En face, le premier ministre israélien Ariel Sharon règne en maître. Avec son nouveau parti, Kadima, il fait plus qu’occuper le centre de l’échiquier politique, il l’engloutit (lire l’article page 10). En phase avec son peuple, dont il exprime la volonté profonde, il l’est aussi avec la « communauté internationale », dont il dicte désormais les réactions. Pour l’instant, tout gravite autour de lui.

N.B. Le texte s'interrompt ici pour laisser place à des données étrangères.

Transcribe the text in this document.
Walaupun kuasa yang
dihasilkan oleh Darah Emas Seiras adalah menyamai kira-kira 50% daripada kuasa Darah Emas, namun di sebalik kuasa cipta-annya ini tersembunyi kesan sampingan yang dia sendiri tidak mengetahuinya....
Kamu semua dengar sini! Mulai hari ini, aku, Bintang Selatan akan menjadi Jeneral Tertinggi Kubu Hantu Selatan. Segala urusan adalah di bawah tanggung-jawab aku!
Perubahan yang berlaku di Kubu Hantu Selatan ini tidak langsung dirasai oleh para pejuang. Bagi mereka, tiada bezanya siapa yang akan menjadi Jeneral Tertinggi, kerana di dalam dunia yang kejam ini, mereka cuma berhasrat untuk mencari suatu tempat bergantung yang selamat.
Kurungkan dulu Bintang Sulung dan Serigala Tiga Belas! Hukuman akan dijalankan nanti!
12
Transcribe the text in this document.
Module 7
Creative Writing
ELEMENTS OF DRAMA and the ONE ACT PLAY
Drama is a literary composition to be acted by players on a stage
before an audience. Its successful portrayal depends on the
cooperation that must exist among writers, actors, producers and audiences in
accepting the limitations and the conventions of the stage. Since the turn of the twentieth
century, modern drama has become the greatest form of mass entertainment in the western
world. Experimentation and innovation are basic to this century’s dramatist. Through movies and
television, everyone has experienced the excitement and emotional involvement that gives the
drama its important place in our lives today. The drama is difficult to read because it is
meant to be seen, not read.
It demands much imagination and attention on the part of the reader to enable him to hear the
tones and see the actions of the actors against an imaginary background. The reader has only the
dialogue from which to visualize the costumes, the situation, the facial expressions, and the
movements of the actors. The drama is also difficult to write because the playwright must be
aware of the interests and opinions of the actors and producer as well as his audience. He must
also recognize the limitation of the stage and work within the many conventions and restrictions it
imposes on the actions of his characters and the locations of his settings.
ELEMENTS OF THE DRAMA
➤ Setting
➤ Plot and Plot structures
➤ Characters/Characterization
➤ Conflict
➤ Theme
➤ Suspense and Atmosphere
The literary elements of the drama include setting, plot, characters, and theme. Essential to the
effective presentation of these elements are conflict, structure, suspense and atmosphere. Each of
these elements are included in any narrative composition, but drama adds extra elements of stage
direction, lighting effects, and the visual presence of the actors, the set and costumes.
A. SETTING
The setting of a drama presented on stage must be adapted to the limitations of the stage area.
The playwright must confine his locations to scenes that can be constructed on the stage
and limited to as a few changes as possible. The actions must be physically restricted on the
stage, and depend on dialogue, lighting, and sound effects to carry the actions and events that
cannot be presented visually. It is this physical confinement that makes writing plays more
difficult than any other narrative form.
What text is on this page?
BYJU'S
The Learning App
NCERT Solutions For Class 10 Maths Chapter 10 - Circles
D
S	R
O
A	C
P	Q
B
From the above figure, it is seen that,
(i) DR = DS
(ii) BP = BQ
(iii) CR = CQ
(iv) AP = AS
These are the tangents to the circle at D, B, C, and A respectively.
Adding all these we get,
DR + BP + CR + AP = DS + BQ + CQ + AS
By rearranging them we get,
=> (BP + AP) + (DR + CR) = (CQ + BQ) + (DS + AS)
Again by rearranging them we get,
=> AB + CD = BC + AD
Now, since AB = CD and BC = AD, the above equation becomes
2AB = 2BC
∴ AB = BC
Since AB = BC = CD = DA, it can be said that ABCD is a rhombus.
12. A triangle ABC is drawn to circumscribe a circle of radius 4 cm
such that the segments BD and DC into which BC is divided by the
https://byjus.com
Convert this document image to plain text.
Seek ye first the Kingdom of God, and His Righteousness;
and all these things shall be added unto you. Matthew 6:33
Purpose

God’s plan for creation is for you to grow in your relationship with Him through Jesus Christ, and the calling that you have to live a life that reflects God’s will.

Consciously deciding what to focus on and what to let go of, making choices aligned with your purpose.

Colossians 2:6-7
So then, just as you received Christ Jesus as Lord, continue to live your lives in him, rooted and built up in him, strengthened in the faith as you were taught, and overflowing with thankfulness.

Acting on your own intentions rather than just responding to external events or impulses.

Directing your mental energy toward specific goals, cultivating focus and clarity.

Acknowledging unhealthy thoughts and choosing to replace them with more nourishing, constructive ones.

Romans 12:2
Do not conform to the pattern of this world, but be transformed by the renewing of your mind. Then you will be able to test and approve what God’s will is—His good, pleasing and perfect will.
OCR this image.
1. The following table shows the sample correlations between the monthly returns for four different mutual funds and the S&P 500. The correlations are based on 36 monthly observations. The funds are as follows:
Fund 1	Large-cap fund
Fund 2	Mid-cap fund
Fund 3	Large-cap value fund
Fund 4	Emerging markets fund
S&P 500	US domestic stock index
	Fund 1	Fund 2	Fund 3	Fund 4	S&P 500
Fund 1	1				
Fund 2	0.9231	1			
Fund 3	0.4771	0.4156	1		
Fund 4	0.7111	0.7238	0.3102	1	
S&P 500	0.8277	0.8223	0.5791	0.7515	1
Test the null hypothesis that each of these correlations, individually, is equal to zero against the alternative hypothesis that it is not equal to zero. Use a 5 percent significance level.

Bilan contrasté des deux mouvements nationaux palestinien et israélien : chaos, fragmentation et paralysie d’un côté ; cohérence, cohésion et dynamisme de l’autre. M. Abbas rêvait, bien sûr, d’un tout autre scénario. Il comptait sur l’épuisement palestinien et la fatigue israélienne, après quatre ans d’une sauvage confrontation, ainsi que sur la volonté internationale d’en finir avec cet interminable conflit. De la lassitude palestinienne découlerait une aspiration au calme ; de ce calme, un relâchement des restrictions israéliennes ; et, du tout, une pression populaire sur le Hamas et les autres groupes armés qui les contraindrait à respecter une trêve. Obligé de se rabattre sur une stratégie électorale, le Hamas forcerait du même coup le Fatah à se discipliner et l’Autorité palestinienne à se reformer afin de faire face à la menace que le mouvement islamiste ne manquerait pas de poser à leur hégémonie politique.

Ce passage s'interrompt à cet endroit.